TheraGauze™, according to the product brochure, is a wound dressing that “adapts to a wound’s underlying conditions to provide optimal moisture content for enhanced healing—without maceration.” Maceration occurs when the skin absorbs too much moisture, turning soft, white and wrinkly—if you’ve ever spent too much time lying in the tub or lounging in the sauna, you’ve experienced maceration.
Wounds need a certain amount of moisture to heal properly; too little can breed bacteria while too much can spread infection. TheraGauze™ aims to “achieve [an] optimal healing environment,” says Staley.

TheraGauze™ is extremely safe. “You could swallow this, eat it, sew it up in your body,” without incurring any problems, Levy says. Another benefit is that you’re “not disturbing the wound bed constantly,” says T. Kerry McCarter, chief executive officer for Soluble Systems, as some traditional bandages have to be changed several times a day. “With us, you leave it on two or three days,” McCarter says. Fewer changes mean more uninterrupted time for the wound to heal.

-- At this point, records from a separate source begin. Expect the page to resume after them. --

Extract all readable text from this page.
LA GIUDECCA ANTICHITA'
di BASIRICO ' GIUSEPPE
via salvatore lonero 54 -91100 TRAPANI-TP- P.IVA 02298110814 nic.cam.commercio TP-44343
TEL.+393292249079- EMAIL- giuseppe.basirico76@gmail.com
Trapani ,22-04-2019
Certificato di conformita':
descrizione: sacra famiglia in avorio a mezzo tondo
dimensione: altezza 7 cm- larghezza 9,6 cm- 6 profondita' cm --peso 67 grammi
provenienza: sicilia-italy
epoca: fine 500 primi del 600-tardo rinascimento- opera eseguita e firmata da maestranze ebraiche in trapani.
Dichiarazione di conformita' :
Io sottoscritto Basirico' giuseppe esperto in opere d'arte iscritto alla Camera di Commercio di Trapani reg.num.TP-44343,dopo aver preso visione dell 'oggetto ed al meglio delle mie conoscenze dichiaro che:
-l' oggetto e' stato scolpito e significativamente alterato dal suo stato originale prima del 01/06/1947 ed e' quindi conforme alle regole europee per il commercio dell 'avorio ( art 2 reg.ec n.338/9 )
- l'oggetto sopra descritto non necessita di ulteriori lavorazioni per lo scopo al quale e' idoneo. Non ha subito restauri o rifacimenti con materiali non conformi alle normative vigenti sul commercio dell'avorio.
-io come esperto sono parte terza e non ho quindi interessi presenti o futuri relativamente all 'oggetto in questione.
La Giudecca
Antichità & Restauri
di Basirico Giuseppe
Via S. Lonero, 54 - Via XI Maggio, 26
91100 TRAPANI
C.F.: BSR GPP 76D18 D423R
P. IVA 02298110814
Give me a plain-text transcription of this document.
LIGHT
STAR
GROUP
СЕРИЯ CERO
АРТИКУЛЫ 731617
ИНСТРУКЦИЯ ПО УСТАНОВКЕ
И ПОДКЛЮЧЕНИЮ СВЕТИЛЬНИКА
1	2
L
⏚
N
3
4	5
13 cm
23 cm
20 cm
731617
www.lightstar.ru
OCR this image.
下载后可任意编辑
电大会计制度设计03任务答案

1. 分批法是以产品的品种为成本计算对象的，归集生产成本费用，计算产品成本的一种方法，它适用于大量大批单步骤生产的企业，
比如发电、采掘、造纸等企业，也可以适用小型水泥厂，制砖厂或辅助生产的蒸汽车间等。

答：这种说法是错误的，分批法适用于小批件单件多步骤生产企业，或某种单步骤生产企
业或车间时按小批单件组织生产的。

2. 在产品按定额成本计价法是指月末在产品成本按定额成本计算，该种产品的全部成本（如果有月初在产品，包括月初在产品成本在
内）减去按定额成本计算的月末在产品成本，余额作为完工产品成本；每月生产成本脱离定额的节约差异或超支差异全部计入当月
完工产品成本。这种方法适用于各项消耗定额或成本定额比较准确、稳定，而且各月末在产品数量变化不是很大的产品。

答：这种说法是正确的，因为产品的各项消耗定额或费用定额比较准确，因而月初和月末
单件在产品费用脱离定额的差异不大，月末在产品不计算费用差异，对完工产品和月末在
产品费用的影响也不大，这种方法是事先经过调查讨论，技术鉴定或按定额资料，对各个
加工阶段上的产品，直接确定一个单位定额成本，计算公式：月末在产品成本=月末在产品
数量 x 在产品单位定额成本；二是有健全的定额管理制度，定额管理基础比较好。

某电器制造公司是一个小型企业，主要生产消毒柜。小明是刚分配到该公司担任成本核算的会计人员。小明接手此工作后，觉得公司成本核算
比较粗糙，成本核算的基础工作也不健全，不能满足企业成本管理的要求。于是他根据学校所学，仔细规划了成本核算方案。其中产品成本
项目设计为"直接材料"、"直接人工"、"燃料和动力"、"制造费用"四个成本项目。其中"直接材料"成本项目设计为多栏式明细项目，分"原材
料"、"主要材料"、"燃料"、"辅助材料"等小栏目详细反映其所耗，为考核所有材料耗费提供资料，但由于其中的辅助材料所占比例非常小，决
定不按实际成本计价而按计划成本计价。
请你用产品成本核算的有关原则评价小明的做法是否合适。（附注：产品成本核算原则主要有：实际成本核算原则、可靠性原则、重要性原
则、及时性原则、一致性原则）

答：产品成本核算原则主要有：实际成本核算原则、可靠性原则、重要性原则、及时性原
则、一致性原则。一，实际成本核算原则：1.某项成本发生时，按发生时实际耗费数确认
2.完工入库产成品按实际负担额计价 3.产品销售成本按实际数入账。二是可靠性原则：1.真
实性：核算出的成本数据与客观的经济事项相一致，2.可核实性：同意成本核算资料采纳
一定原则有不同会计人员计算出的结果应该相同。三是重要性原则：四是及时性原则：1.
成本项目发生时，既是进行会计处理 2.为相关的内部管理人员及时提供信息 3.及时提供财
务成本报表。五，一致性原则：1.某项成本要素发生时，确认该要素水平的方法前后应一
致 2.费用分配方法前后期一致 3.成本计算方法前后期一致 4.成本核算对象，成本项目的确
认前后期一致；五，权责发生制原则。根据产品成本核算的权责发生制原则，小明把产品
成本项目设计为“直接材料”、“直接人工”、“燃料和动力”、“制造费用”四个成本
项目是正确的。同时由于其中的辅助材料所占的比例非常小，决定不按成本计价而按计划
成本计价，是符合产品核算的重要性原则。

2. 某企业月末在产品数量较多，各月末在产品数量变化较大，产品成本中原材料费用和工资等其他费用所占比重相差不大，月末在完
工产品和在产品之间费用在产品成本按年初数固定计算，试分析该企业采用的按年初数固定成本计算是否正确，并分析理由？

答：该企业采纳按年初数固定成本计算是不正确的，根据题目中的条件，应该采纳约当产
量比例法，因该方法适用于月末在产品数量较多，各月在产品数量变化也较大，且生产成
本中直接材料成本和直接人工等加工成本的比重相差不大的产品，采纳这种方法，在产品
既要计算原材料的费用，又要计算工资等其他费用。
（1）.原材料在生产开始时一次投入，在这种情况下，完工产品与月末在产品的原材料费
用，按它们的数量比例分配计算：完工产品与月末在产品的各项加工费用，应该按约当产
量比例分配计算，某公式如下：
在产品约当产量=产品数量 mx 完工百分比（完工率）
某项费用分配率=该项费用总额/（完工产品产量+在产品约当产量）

McCarter joined Soluble Systems in 2005, bringing along his years of experience in restructuring businesses and introducing marketing programs for Johnson & Johnson. Soluble Systems went from “zero to 10 [employees] in 2007,” Staley says, and the company plans to add “five or six in 2008.” Soluble Systems is also “associated with another 20 sales reps nationally,” he says, and employs 30 to 40 mentally handicapped patients at its manufacturing plant, through its partnership with Arc of the Virginia Peninsula.

Now that TheraGauze™ has been launched, Staley and McCarter spend much of their time marketing it by going to regional and national medical care conferences and targeting wound care centers, podiatry offices, hospitals and home health care providers. They hope to bring TheraGauze™ into the direct retail market within two or three years, but right now they’re focused on getting themselves firmly established within the medical community. “Once we get [medical professionals] used to using it, they become converts very fast,” Levy says.

Adam Landsman, DPM, PhD, an assistant professor of surgery at Harvard University School of Medicine and a medical advisor for Soluble Systems, wrote a white paper in April 2007 in which he concluded, “TheraGauze™ represents the first of what will probably be a new wave of ‘Smart Dressings,’ which are capable of being tuned to either dispense or extract moisture from a wound, and which can act simultaneously to control moisture to a different extent in adjacent sites, even within the same wound bed. We believe that we have a breakthrough technology for the treatment of complicated wounds.”

Locally, both the Wound Care Center at Mary Immaculate Hospital and Peninsula Foot and Ankle Specialists in Oyster Point use TheraGauze™ for their patients. McCarter himself used it on his daughter to reduce scarring from a surgery she had recently. He says some patients who suffer from diabetic foot ulcers have to be given morphine before getting their dressings changed because the pain from removing the dressings is so severe—many traditional dressings stick to the wound, causing pain and reversing days of healing. After using TheraGauze™, some patients find they have no need for the morphine.